Okay, it’s time for your cannabis business’s digital marketing program to get serious. Hopefully, you already have Google Analytics installed on your cannabis website. Unfortunately in 9 of 10 digital marketing programs we audit the implementation of Google Analytics is minimal if implemented at all. To take the next step with Google Analytics and your digital marketing, you need to do more than the basics of counting visits to your site. You need to improve the picture created by the data generated by your website. But where do you start?
Who is this person? What drives them? What actions on your website would you like them to do? Start by looking at the profiles of your best customers. What attributes are shared by the top 20%? It typically won’t take long for the similarities to emerge. Talk to your best salespeople and get a sense of who it is at these firms they’re talking to. Your sales team should have a good grasp of what motivates this audience.
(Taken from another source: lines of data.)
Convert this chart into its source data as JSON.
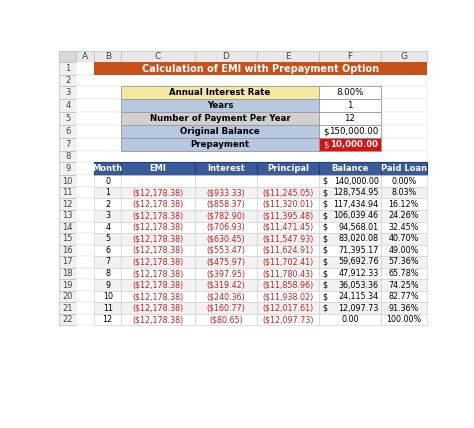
{
  "title": "Calculation of EMI with Prepayment Option",
  "title_bg": "#C8501A",
  "title_color": "white",
  "col_header_bg": "#3A5A9A",
  "col_header_color": "white",
  "spreadsheet_col_labels": [
    "A",
    "B",
    "C",
    "D",
    "E",
    "F",
    "G"
  ],
  "col_headers": [
    "Month",
    "EMI",
    "Interest",
    "Principal",
    "Balance",
    "Paid Loan"
  ],
  "input_labels": [
    "Annual Interest Rate",
    "Years",
    "Number of Payment Per Year",
    "Original Balance",
    "Prepayment"
  ],
  "input_label_bgs": [
    "#F5E8A0",
    "#B8C8E0",
    "#D0D0D0",
    "#B8C8E0",
    "#B8C8E0"
  ],
  "input_values_plain": [
    "8.00%",
    "1",
    "12",
    "150,000.00",
    "10,000.00"
  ],
  "input_values_has_dollar": [
    false,
    false,
    false,
    true,
    true
  ],
  "input_value_bgs": [
    "white",
    "white",
    "white",
    "white",
    "#DD1111"
  ],
  "input_value_colors": [
    "black",
    "black",
    "black",
    "black",
    "white"
  ],
  "months": [
    "0",
    "1",
    "2",
    "3",
    "4",
    "5",
    "6",
    "7",
    "8",
    "9",
    "10",
    "11",
    "12"
  ],
  "emi": [
    "",
    "($12,178.38)",
    "($12,178.38)",
    "($12,178.38)",
    "($12,178.38)",
    "($12,178.38)",
    "($12,178.38)",
    "($12,178.38)",
    "($12,178.38)",
    "($12,178.38)",
    "($12,178.38)",
    "($12,178.38)",
    "($12,178.38)"
  ],
  "interest": [
    "",
    "($933.33)",
    "($858.37)",
    "($782.90)",
    "($706.93)",
    "($630.45)",
    "($553.47)",
    "($475.97)",
    "($397.95)",
    "($319.42)",
    "($240.36)",
    "($160.77)",
    "($80.65)"
  ],
  "principal": [
    "",
    "($11,245.05)",
    "($11,320.01)",
    "($11,395.48)",
    "($11,471.45)",
    "($11,547.93)",
    "($11,624.91)",
    "($11,702.41)",
    "($11,780.43)",
    "($11,858.96)",
    "($11,938.02)",
    "($12,017.61)",
    "($12,097.73)"
  ],
  "balance_num": [
    "140,000.00",
    "128,754.95",
    "117,434.94",
    "106,039.46",
    "94,568.01",
    "83,020.08",
    "71,395.17",
    "59,692.76",
    "47,912.33",
    "36,053.36",
    "24,115.34",
    "12,097.73",
    "0.00"
  ],
  "balance_has_dollar": [
    true,
    true,
    true,
    true,
    true,
    true,
    true,
    true,
    true,
    true,
    true,
    true,
    false
  ],
  "paid_loan": [
    "0.00%",
    "8.03%",
    "16.12%",
    "24.26%",
    "32.45%",
    "40.70%",
    "49.00%",
    "57.36%",
    "65.78%",
    "74.25%",
    "82.77%",
    "91.36%",
    "100.00%"
  ],
  "red_text_color": "#CC2222",
  "row_even_bg": "#FFFFFF",
  "row_odd_bg": "#F2F2F2",
  "border_dark": "#2E4D8A",
  "border_light": "#AAAAAA",
  "header_row_bg": "#E8E8E8",
  "row_num_bg": "#F0F0F0",
  "col_letter_bg": "#E8E8E8",
  "corner_bg": "#D8D8D8",
  "figure_bg": "#FFFFFF",
  "row_num_color": "#444444"
}
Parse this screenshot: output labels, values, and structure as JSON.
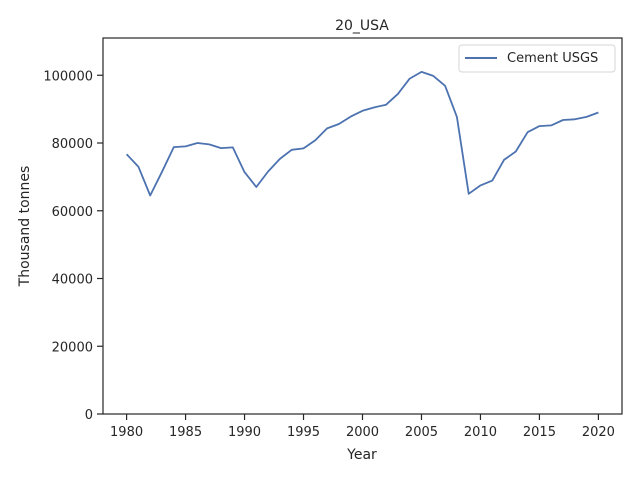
{
  "chart_data": {
    "type": "line",
    "title": "20_USA",
    "xlabel": "Year",
    "ylabel": "Thousand tonnes",
    "xlim": [
      1978,
      2022
    ],
    "ylim": [
      0,
      111000
    ],
    "xticks": [
      1980,
      1985,
      1990,
      1995,
      2000,
      2005,
      2010,
      2015,
      2020
    ],
    "yticks": [
      0,
      20000,
      40000,
      60000,
      80000,
      100000
    ],
    "grid": false,
    "legend_position": "upper right",
    "x": [
      1980,
      1981,
      1982,
      1983,
      1984,
      1985,
      1986,
      1987,
      1988,
      1989,
      1990,
      1991,
      1992,
      1993,
      1994,
      1995,
      1996,
      1997,
      1998,
      1999,
      2000,
      2001,
      2002,
      2003,
      2004,
      2005,
      2006,
      2007,
      2008,
      2009,
      2010,
      2011,
      2012,
      2013,
      2014,
      2015,
      2016,
      2017,
      2018,
      2019,
      2020
    ],
    "series": [
      {
        "name": "Cement USGS",
        "color": "#4c72b0",
        "values": [
          76700,
          73000,
          64500,
          71500,
          78800,
          79000,
          80000,
          79600,
          78500,
          78700,
          71400,
          67000,
          71600,
          75300,
          78000,
          78400,
          80800,
          84300,
          85600,
          87800,
          89500,
          90500,
          91300,
          94500,
          99000,
          101000,
          99800,
          96900,
          87700,
          65000,
          67500,
          68900,
          75000,
          77500,
          83200,
          85000,
          85200,
          86800,
          87000,
          87700,
          89000
        ]
      }
    ]
  }
}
Document these and publish them throughout your organization.
Setting up tracking goals in Google Analytics is an easy way to determine if visitors are doing what you want them to when they reach your site. The persona you developed will help identify and prioritize goals. Google Analytics allows for setting of a variety of goals and those might include sales (ecommerce enabled websites), form submissions (lead generation sites), engagement to assess effectiveness of content, or ideally a combination.
Think about the other activities on your site that indicate your connecting with the right audience. These may include visits to key pages (e.g. product detail pages), downloads (e.g. PDFs, case studies), video plays, or other site interactions you define. In addition to goal tracking Google Analytics allows tracking of site interactions via Event Tracking such as Flash and AJAX elements, site widgets, gadgets and other site content.
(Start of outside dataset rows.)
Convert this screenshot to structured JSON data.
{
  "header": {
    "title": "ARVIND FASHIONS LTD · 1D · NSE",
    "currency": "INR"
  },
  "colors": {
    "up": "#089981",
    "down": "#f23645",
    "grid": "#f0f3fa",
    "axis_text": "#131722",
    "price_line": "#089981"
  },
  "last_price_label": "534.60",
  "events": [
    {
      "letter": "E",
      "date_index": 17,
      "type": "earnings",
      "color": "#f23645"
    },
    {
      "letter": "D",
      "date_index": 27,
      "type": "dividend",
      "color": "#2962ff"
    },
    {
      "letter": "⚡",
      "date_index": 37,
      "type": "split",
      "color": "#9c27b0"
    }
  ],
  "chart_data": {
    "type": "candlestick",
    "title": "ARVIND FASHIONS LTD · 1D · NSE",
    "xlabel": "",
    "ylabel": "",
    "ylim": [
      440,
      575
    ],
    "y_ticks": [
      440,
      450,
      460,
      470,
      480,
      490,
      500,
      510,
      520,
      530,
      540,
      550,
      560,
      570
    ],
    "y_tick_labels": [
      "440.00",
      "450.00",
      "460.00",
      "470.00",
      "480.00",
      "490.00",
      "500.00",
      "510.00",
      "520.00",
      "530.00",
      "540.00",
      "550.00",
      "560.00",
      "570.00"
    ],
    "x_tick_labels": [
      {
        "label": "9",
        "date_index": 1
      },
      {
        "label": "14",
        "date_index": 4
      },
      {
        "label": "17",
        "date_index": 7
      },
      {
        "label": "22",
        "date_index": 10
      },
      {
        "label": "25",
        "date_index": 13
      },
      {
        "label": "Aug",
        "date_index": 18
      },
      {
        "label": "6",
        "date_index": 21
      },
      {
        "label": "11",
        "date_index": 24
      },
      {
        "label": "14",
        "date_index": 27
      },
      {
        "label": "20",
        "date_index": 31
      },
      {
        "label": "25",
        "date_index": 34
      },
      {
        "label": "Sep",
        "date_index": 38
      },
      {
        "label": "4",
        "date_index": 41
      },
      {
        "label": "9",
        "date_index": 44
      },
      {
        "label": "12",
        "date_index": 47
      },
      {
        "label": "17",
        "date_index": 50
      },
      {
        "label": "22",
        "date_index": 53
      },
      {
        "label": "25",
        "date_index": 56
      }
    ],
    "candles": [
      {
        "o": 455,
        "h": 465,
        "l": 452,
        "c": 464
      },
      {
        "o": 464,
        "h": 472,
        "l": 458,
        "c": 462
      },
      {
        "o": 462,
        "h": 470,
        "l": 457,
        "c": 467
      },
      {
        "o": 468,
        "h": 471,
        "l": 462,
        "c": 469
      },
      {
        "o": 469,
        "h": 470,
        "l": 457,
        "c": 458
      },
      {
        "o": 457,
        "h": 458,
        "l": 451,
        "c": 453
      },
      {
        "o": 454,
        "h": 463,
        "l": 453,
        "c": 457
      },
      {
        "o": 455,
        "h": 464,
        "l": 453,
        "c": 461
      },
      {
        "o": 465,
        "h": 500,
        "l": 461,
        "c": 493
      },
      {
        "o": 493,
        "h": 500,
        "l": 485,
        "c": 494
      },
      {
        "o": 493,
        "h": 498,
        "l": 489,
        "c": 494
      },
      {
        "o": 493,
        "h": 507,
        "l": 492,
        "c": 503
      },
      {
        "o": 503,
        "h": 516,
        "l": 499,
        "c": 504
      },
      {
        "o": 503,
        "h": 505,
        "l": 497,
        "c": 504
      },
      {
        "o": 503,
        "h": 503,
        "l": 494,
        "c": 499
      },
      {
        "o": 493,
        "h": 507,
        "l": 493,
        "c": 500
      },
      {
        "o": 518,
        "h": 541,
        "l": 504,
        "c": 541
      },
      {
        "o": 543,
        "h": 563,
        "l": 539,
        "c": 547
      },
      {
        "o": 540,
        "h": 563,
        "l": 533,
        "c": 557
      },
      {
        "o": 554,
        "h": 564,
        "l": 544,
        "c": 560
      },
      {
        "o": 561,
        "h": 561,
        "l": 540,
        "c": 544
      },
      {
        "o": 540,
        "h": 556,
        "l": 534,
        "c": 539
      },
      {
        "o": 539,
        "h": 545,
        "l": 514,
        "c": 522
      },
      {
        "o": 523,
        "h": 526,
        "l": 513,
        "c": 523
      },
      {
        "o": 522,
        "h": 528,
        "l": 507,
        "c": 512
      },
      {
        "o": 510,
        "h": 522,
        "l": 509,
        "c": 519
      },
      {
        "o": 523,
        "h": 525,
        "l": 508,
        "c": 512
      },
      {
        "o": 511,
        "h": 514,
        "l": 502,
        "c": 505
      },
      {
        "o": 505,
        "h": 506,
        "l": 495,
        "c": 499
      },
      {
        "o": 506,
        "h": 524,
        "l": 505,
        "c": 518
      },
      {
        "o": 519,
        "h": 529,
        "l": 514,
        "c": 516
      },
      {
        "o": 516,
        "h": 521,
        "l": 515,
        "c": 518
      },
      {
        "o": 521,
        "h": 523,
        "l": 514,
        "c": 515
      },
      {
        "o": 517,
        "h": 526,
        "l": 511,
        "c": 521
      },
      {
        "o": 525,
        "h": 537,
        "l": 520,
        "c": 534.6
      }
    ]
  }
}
The old adage garbage in, garbage out holds true for analytics. Filters in Google Analytics enables removing data so that the visits from out of market or irrelevant audiences don’t cloud your view. One audience that is often overlooked when filtering is your own. Traffic can be excluded from specific domains and IP addresses. If the objective is gaining insights on perspective customers you’ll want to exclude traffic from your own organization. Filters can be used to isolate traffic. For example you may want to see how traffic to a particular subdirectory is interacting with site content.
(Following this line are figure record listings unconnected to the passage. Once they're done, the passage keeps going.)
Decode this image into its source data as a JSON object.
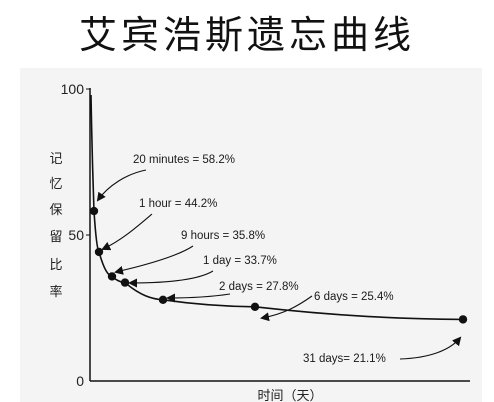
{
  "chart_data": {
    "type": "line",
    "title": "艾宾浩斯遗忘曲线",
    "ylabel": "记忆保留比率",
    "xlabel": "时间（天）",
    "yticks": [
      "100",
      "50",
      "0"
    ],
    "ylim": [
      0,
      100
    ],
    "grid": false,
    "points": [
      {
        "time": "20 minutes",
        "value": 58.2,
        "label": "20 minutes = 58.2%"
      },
      {
        "time": "1 hour",
        "value": 44.2,
        "label": "1 hour = 44.2%"
      },
      {
        "time": "9 hours",
        "value": 35.8,
        "label": "9 hours = 35.8%"
      },
      {
        "time": "1 day",
        "value": 33.7,
        "label": "1 day = 33.7%"
      },
      {
        "time": "2 days",
        "value": 27.8,
        "label": "2 days = 27.8%"
      },
      {
        "time": "6 days",
        "value": 25.4,
        "label": "6 days = 25.4%"
      },
      {
        "time": "31 days",
        "value": 21.1,
        "label": "31 days= 21.1%"
      }
    ]
  }
}
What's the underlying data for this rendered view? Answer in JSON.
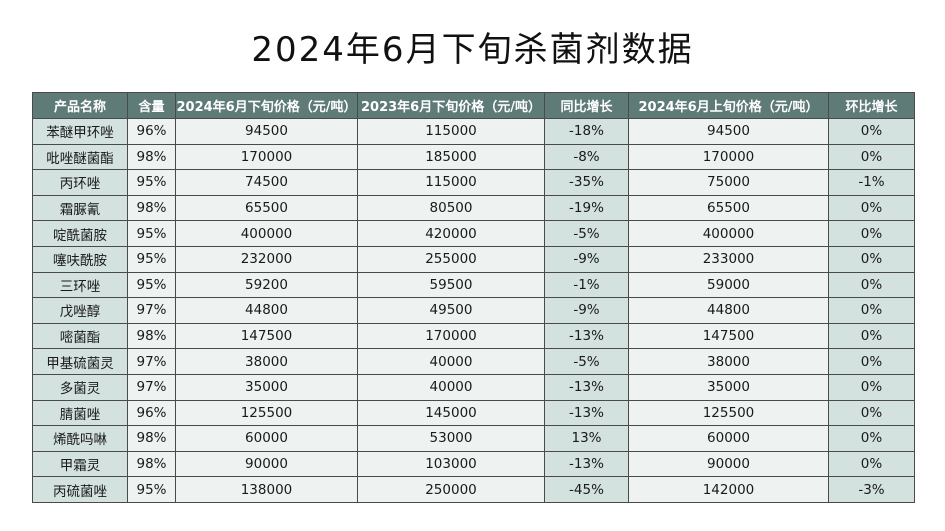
{
  "title": "2024年6月下旬杀菌剂数据",
  "table": {
    "headers": [
      "产品名称",
      "含量",
      "2024年6月下旬价格（元/吨）",
      "2023年6月下旬价格（元/吨）",
      "同比增长",
      "2024年6月上旬价格（元/吨）",
      "环比增长"
    ],
    "rows": [
      [
        "苯醚甲环唑",
        "96%",
        "94500",
        "115000",
        "-18%",
        "94500",
        "0%"
      ],
      [
        "吡唑醚菌酯",
        "98%",
        "170000",
        "185000",
        "-8%",
        "170000",
        "0%"
      ],
      [
        "丙环唑",
        "95%",
        "74500",
        "115000",
        "-35%",
        "75000",
        "-1%"
      ],
      [
        "霜脲氰",
        "98%",
        "65500",
        "80500",
        "-19%",
        "65500",
        "0%"
      ],
      [
        "啶酰菌胺",
        "95%",
        "400000",
        "420000",
        "-5%",
        "400000",
        "0%"
      ],
      [
        "噻呋酰胺",
        "95%",
        "232000",
        "255000",
        "-9%",
        "233000",
        "0%"
      ],
      [
        "三环唑",
        "95%",
        "59200",
        "59500",
        "-1%",
        "59000",
        "0%"
      ],
      [
        "戊唑醇",
        "97%",
        "44800",
        "49500",
        "-9%",
        "44800",
        "0%"
      ],
      [
        "嘧菌酯",
        "98%",
        "147500",
        "170000",
        "-13%",
        "147500",
        "0%"
      ],
      [
        "甲基硫菌灵",
        "97%",
        "38000",
        "40000",
        "-5%",
        "38000",
        "0%"
      ],
      [
        "多菌灵",
        "97%",
        "35000",
        "40000",
        "-13%",
        "35000",
        "0%"
      ],
      [
        "腈菌唑",
        "96%",
        "125500",
        "145000",
        "-13%",
        "125500",
        "0%"
      ],
      [
        "烯酰吗啉",
        "98%",
        "60000",
        "53000",
        "13%",
        "60000",
        "0%"
      ],
      [
        "甲霜灵",
        "98%",
        "90000",
        "103000",
        "-13%",
        "90000",
        "0%"
      ],
      [
        "丙硫菌唑",
        "95%",
        "138000",
        "250000",
        "-45%",
        "142000",
        "-3%"
      ]
    ]
  },
  "colors": {
    "header_bg": "#5e7b78",
    "header_text": "#ffffff",
    "tinted_col_bg": "#d3e1df",
    "light_col_bg": "#eef3f2",
    "border": "#4a4a4a"
  }
}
For organizations that cater to geographic markets filters are essential. Out of market data is going to be an impairment to gaining valuable insights. Google Analytics includes both predefined filters to easily include/exclude certain traffic and custom filters to more precisely find your audience.
Occasionally you may want to analyze subsets of traffic. Advanced segmentation allows audiences to be isolated such as paid traffic, organic or mobile that led to conversions. Attributes of your site data can be broad (e.g. new vs. returning) or very specific such as visitors from a key location by way of a targeted campaign to select content.
Similar to Filters you can use pre-defined segments or create custom segments in Google Analytics.
What’s data without a report? Google’s got you covered here as well. In addition to the standard report views in Google Analytics, custom reports and dashboards can be created with a few clicks. Since the earliest days Google has developed a gallery of reports submitted by the analytics professional community. The custom dashboards can be edited and modified to suite your specific needs.
The key to a good dashboard is that it is focused and specific which leads to better readability. The ability for viewers to easily understand will improve absorbing the story your telling with the information. Dashboards tend to be more visual and high level. Reports add a layer of depth and may be more time-based. Think of a dashboard in your car. It communicates current status. A report will communicate relative performance over time.
Now to bring this full circle think about what’s important to your ideal customer persona. Those attributes should be reflected in the data communicated via dashboards and reports. It’s easy to lose yourself in data. Even a modest website has the potential to generate a lot of data. When starting down the data analytics path keep it simple. There’s plenty of time to add complexity as your business matures.